2. Travel To Car Shows
Travel to car shows and meetings is allowed under the limited-use provision of certain classic car insurance policies, but not all. Insurers may provide specialized coverage to car shows and meetings if that travel isn’t included in your policy.
You should check with your insurer to see if there are travel restrictions if you plan to take regular, multi-day, or high-mileage drives in your classic vehicle.
When not in use, classic car insurance policies usually require you to store your vehicle in a locked, enclosed, private structure like a residential garage or storage unit.
Carports, driveways, and other storage areas may be accepted depending on the insurer.
4. Driving Record
Serious offenses on your driving record in the past 3 years can disqualify you from a classic car insurance policy. Serious infractions include reckless driving, repeat speeding violations, or driving while intoxicated.
It’s important to note that not all “special” vehicles meet classic car insurance requirements. Some insurers don’t cover vintage off-road vehicles, for instance. Vehicles in poor condition or vehicles that have been previously damaged may also be denied coverage.
The following types of vehicles are usually not covered by classic car insurance:
- Daily use vehicles
- Off-road and recreational vehicles
- Commercial vehicles in current use
Different states also have different criteria for what constitutes a classic vehicle, including but not limited to age, weight, usage, or manufacturing.
Some insurers will consider a car classic if it’s only 10 years old but of special interest. Some may not. Remember you can also insure more than just classic cars. You can insure motorcycles, vintage tractors, military vehicles, and more depending on your insurer’s policies.
Classic Car Insurance vs. Regular Car Insurance
Classic, collectible, or antique cars aren’t like ordinary cars in that regular auto insurance is not sufficient to protect these vehicles against damage or loss.

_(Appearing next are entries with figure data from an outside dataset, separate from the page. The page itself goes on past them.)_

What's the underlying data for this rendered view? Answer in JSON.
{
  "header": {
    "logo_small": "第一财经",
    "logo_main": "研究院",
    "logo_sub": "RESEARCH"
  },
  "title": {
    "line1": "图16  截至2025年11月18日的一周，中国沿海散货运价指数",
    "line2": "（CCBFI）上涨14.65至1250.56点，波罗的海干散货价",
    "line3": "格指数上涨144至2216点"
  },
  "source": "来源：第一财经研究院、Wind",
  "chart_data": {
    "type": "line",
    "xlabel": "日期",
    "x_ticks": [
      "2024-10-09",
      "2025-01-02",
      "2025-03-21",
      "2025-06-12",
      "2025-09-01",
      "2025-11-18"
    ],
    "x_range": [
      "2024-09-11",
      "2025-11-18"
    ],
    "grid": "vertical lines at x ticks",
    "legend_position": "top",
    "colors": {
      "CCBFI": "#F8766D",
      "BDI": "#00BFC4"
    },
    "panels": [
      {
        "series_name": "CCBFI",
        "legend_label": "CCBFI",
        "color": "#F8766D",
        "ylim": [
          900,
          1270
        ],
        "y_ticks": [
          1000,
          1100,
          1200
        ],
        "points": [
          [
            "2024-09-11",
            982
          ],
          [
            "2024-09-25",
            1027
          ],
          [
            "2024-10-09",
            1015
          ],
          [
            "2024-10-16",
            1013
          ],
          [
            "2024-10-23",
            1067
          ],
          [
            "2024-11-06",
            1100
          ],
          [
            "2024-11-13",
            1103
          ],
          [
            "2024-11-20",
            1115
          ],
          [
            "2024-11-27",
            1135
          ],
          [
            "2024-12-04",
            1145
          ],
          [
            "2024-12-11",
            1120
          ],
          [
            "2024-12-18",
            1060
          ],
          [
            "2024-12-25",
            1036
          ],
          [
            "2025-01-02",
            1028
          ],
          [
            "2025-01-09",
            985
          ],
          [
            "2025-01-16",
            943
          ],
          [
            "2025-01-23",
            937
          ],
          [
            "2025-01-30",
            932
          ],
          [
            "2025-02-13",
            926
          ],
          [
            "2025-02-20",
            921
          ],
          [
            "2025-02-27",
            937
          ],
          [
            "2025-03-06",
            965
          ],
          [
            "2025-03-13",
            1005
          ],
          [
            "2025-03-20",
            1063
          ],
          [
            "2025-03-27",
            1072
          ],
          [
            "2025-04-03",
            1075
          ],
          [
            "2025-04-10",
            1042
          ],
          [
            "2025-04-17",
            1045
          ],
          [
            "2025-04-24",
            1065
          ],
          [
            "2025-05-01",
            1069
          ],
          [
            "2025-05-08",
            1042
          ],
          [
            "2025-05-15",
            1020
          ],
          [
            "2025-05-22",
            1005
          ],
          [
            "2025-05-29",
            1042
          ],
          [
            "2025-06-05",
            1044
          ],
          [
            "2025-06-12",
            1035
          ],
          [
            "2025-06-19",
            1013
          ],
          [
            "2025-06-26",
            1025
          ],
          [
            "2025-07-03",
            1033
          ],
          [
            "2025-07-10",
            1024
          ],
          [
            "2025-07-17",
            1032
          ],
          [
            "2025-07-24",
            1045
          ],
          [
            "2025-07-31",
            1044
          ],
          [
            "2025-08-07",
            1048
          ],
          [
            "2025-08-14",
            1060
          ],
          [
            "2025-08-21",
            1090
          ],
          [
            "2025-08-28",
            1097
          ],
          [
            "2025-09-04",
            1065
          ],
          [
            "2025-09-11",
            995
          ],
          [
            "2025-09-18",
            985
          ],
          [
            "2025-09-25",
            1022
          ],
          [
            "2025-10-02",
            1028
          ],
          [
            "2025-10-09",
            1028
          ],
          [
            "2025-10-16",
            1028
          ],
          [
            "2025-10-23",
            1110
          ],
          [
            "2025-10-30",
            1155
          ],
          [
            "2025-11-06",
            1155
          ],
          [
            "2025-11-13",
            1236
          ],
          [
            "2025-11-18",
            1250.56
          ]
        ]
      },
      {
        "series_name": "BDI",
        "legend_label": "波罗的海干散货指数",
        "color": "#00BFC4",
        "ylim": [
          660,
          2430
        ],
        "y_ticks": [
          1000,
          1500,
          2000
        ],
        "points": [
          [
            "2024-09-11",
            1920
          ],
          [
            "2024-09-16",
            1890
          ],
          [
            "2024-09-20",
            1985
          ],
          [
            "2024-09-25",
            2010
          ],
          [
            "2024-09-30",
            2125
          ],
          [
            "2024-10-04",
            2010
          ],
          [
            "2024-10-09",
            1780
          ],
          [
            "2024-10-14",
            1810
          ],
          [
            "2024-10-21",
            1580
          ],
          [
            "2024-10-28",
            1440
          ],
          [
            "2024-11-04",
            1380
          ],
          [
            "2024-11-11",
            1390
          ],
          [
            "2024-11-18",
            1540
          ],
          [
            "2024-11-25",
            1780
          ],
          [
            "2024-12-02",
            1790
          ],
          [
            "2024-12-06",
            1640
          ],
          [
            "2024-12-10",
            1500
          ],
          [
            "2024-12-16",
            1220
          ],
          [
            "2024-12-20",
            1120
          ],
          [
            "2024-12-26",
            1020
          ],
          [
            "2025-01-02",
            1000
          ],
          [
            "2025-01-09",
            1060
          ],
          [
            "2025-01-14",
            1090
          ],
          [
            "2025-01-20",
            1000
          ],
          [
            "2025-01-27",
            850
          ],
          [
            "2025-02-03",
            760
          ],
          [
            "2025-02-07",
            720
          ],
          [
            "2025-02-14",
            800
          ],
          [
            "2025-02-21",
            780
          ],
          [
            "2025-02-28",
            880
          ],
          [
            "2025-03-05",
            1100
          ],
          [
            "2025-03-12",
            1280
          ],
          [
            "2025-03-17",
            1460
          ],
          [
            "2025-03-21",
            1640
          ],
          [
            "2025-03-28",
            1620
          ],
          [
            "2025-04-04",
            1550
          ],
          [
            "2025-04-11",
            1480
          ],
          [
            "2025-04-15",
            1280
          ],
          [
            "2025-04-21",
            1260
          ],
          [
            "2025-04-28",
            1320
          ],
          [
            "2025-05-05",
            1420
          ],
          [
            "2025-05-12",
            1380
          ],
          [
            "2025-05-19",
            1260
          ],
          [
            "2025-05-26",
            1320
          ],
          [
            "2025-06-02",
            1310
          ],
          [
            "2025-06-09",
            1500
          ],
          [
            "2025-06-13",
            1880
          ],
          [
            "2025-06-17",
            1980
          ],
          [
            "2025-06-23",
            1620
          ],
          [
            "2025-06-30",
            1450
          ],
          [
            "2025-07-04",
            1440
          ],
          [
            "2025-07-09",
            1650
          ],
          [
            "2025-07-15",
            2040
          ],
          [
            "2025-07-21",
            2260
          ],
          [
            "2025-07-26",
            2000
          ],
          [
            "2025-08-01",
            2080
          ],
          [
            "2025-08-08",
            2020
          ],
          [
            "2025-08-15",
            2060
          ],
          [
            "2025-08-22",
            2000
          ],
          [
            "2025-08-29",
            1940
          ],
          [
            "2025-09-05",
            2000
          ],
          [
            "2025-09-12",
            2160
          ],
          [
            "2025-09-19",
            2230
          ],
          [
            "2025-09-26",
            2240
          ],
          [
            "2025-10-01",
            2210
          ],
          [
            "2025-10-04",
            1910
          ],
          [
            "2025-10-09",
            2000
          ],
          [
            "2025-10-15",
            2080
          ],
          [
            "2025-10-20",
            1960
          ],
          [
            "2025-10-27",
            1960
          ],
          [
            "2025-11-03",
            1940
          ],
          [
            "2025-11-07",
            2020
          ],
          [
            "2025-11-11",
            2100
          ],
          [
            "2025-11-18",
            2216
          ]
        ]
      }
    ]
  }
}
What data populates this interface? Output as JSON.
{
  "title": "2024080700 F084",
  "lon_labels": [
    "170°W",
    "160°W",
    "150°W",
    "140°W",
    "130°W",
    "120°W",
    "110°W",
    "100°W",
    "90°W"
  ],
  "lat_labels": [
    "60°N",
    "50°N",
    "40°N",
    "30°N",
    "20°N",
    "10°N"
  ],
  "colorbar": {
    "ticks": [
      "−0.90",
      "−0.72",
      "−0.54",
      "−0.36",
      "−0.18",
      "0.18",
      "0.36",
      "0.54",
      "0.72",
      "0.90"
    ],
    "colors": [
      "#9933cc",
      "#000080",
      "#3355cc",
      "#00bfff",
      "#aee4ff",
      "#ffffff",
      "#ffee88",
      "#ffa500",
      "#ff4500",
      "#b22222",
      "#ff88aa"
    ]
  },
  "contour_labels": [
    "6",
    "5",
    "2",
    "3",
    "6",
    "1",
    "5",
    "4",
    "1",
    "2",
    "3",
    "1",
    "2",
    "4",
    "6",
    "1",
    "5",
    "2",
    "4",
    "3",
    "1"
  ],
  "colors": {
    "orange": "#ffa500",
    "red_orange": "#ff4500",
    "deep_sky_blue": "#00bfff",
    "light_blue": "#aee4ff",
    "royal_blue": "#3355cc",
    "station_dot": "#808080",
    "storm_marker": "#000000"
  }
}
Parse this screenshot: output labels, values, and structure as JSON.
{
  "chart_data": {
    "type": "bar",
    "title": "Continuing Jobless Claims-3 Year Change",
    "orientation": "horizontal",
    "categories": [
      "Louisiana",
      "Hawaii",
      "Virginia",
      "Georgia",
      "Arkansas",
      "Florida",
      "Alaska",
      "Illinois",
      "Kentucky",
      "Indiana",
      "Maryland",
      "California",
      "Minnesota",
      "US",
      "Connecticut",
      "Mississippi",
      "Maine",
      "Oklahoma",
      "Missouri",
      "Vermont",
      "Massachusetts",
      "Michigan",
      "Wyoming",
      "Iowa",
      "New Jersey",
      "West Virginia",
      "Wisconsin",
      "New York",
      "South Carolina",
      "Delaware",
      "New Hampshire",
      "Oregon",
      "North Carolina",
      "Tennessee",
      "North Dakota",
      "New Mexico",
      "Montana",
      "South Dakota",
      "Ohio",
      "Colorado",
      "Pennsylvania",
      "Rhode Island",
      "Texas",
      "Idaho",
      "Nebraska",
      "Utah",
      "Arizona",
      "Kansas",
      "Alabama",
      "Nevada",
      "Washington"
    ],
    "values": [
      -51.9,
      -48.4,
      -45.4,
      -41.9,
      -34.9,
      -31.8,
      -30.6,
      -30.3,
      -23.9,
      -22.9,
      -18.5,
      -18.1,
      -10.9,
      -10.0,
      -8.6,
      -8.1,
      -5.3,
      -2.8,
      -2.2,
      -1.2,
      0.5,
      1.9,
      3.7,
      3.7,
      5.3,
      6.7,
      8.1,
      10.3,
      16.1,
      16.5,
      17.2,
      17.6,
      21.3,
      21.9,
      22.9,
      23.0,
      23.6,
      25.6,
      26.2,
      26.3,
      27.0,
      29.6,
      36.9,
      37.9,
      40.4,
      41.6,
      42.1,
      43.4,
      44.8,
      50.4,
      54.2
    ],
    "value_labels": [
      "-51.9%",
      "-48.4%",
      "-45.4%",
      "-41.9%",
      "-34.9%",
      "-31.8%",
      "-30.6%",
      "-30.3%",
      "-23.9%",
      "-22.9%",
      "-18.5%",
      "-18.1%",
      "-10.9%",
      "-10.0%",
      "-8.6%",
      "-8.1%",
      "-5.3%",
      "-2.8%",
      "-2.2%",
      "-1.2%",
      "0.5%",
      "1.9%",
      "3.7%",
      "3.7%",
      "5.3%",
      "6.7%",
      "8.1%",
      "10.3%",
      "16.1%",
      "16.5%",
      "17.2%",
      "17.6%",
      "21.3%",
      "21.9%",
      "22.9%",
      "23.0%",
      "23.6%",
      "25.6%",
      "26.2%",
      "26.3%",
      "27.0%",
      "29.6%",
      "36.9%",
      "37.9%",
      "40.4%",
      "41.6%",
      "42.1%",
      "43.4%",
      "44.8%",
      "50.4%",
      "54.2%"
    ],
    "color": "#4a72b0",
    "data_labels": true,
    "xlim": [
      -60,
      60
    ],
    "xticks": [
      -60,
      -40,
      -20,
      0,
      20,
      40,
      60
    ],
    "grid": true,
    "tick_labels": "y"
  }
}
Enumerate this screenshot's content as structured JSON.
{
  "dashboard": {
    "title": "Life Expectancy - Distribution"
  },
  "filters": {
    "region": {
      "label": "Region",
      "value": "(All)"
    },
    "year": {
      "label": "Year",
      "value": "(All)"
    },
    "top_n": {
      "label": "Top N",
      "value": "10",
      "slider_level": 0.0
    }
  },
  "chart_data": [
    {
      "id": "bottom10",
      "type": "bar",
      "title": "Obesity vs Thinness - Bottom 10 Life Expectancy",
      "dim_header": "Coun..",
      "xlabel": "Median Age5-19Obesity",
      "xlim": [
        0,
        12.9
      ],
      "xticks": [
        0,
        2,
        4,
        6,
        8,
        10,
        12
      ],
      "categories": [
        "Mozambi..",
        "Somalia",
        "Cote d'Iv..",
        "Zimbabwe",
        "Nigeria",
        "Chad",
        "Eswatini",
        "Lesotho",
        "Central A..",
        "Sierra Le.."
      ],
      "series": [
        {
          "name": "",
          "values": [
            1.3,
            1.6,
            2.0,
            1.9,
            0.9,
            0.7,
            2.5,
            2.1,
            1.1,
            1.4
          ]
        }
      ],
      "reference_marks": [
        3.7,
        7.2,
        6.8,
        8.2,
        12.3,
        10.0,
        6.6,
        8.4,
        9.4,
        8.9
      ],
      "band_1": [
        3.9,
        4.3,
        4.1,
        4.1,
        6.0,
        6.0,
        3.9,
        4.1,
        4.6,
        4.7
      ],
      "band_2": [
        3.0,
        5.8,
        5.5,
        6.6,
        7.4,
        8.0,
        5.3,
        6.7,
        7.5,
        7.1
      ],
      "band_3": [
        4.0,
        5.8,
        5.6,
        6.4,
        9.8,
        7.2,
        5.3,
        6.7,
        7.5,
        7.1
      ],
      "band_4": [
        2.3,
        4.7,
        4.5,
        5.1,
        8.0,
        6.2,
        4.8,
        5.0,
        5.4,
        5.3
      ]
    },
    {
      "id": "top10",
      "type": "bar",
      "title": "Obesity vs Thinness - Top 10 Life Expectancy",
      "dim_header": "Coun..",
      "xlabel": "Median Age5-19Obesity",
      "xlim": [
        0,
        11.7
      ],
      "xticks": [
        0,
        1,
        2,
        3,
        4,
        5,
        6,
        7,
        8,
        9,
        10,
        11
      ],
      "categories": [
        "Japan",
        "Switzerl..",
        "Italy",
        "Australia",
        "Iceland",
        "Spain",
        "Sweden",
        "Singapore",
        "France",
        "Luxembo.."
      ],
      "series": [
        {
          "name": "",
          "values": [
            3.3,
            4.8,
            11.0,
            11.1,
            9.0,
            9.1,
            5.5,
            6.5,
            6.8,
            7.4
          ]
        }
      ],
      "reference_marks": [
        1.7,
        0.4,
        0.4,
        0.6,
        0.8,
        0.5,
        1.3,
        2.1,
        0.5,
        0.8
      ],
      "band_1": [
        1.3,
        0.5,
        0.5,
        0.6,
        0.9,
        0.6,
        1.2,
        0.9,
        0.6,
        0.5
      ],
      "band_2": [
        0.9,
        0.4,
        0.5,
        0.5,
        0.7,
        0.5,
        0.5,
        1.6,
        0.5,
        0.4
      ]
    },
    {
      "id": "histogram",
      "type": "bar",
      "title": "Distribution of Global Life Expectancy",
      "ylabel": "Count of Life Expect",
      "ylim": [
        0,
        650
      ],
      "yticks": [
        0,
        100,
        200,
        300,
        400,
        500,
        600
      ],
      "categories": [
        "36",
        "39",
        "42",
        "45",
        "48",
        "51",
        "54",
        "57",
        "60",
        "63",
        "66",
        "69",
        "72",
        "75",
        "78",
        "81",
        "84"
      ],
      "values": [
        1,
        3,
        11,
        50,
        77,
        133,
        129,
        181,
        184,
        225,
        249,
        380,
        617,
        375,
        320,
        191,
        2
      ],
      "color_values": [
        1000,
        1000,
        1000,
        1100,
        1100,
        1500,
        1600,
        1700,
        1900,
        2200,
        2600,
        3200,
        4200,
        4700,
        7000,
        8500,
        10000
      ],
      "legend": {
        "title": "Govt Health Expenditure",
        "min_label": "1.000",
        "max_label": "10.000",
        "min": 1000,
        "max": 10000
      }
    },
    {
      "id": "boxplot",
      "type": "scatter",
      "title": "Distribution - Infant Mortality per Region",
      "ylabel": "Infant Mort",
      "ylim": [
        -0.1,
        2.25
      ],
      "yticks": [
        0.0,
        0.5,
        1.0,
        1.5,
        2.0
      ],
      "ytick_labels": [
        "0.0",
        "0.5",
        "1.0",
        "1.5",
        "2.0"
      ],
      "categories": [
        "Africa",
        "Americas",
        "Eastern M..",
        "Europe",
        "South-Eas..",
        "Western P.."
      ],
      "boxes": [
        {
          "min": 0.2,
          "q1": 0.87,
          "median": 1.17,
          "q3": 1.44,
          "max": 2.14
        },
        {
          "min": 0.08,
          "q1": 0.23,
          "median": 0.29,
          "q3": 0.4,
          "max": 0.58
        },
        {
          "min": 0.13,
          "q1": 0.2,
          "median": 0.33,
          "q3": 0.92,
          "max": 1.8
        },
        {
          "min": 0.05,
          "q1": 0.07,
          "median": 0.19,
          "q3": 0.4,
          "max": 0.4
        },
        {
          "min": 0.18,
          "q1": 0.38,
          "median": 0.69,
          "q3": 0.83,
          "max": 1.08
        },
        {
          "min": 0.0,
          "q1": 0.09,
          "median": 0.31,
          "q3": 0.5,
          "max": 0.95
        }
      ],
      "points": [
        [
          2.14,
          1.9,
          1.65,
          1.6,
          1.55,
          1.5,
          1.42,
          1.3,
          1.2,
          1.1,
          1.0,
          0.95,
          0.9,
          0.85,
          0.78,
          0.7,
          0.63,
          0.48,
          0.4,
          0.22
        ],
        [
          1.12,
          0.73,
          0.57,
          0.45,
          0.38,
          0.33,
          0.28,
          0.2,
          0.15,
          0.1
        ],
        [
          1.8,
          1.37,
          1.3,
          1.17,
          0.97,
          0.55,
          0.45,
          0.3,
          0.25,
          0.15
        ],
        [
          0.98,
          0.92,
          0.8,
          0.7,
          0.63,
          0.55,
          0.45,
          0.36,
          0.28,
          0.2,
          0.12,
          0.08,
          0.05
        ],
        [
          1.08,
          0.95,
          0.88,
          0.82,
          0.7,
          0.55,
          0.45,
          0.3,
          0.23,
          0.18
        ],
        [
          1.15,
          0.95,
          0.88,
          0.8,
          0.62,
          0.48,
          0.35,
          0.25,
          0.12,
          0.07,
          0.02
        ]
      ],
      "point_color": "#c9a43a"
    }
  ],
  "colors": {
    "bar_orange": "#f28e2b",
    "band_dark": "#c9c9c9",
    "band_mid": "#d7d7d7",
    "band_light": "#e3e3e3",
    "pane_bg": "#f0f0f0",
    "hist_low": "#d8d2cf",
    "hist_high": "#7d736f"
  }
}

Classic car insurance policies usually cover physical damage to your classic car (comprehensive and collision coverage), damages/injuries you cause to others (liability coverage), roadside assistance, and other optional coverages for things like spare part replacement.
Additional coverage that insurers account for in classic vehicles usually falls into 3 categories:
1. Value And Appreciation
Classic car insurance typically covers you up to an agreed-upon value between you and your insurer. Regular auto insurance typically doesn’t offer as much coverage.
Unlike everyday vehicles that depreciate in value over time, your classic car may retain its value or even gain value over time. Your insurer will help you determine the value of your classic car, and you’ll likely have to adjust your coverage if the value of your car appreciates.
2. Specialized Repair And Restoration
Restoring vintage or classic vehicles is typically more expensive than repairs at a traditional auto body repair shop. Your policy should offer you flexibility in covering these more expensive repairs, even if the cost is two to three times as much.
3. Special Towing And Spare Parts
Transporting a classic car tends to be more expensive, so the towing services offered to you by your insurer should reflect that. Finding spare parts for classic vehicles also tends to be more difficult and more expensive, so spare parts coverage should be aligned with those higher costs as well.